Tatsuo não iria aguentar a ferida, havia perfurado alguns órgãos e eventualmente morreria.
– Ambar – ele me chamou com a voz fraca – Me deixa usar o sangue.
Senti o corpo tensionar.
– Tatsuo, eu... – eu não queria perdê-lo, mas não queria vê-lo passar por isso também.
– Por favor – sua voz estava fraca – me deixa seguir lutando por você e pelos meus companheiros.
Segurei as lágrimas.
– Essa decisão precisa ser sua – falei baixo.
– Eu estou pronto para isso – ele falou com um sorriso fraco.

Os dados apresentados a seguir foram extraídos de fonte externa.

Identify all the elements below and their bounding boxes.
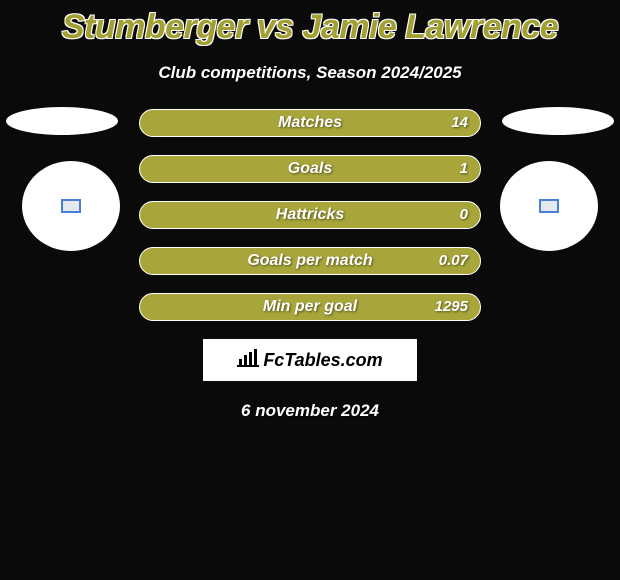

Peguei um dos frascos com o sangue do meu pai e apertei entre as mãos antes de levar até ele. Sua transformação foi muito mais rápida que a de Isao. Fiquei ao lado dele e pude ver suas feridas se curando rapidamente enquanto ele se contorcia de dor. Esperei ali no quarto dele e quando ele dormiu fui até o salão, só para descobrir que quase nenhum soldado havia sobrevivido na ronda também.